Snow fell harder now — flakes melting into the blood on their gloves.
Vinod wiped his face. “He was one of us… we trained together. Why?”
Mahek’s voice cracked. “This isn’t him… it can’t be…”
Raghu’s face was pale, the weight of leadership crushing him. “He fired on his own team. That’s all we know.”
Siddhant looked down at Sophia’s tag clenched in his hand.
“He wanted me dead.

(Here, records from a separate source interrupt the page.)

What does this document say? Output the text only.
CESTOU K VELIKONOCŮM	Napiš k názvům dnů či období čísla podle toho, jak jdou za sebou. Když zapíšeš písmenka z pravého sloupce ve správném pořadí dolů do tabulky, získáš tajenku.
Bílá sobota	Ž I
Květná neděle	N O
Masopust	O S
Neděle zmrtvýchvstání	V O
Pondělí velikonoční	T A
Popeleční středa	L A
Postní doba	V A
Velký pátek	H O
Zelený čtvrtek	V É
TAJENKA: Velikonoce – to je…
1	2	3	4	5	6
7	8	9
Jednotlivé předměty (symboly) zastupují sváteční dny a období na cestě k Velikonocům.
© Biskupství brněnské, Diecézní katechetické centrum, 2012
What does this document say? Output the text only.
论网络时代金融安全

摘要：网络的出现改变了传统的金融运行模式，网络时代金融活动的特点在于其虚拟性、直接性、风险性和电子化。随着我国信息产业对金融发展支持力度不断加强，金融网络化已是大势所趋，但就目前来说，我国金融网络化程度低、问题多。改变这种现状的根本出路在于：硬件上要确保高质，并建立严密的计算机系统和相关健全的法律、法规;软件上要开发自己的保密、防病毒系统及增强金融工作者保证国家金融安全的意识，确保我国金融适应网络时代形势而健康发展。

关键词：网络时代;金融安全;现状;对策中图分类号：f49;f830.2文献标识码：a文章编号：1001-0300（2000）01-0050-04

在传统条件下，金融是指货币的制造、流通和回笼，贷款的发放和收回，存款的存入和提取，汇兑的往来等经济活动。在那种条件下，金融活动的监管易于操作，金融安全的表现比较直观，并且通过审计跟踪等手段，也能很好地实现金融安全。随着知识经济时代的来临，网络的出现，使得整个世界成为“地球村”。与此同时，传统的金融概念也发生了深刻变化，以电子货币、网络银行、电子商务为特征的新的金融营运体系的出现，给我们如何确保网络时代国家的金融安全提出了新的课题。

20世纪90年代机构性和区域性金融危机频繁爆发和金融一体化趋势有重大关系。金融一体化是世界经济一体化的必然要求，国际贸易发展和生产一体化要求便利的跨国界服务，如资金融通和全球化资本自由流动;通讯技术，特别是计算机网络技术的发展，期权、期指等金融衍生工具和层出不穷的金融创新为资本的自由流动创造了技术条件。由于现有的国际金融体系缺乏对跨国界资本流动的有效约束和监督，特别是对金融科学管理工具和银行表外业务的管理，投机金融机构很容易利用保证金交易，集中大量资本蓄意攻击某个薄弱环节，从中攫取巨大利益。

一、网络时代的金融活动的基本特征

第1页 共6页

But why me?”
No one answered.
The radio was silent — Vikram’s channel dead.
From somewhere in the distance, the faint echo of a ship’s horn cut through the snowstorm.
On that ship’s deck — far from their reach — a man with Vikram’s face wiped a drop of blood from his cheek.
The reflection in the dark sea looked back at him… perfectly Vikram.
He adjusted the collar, stepped into the shadows, and vanished into the blizzard.
---
Behind the hangar, Raghu whispered into the comm, his voice breaking for the first time.
“Agent Sophia — KIA.
Agent Vikram — rogue.
Mission aborted.”
The silence that followed was colder than the wind itself.
And somewhere in the darkness, the real Vikram began to wake — bound, bleeding, and unaware that the world now believed he’d murdered his own.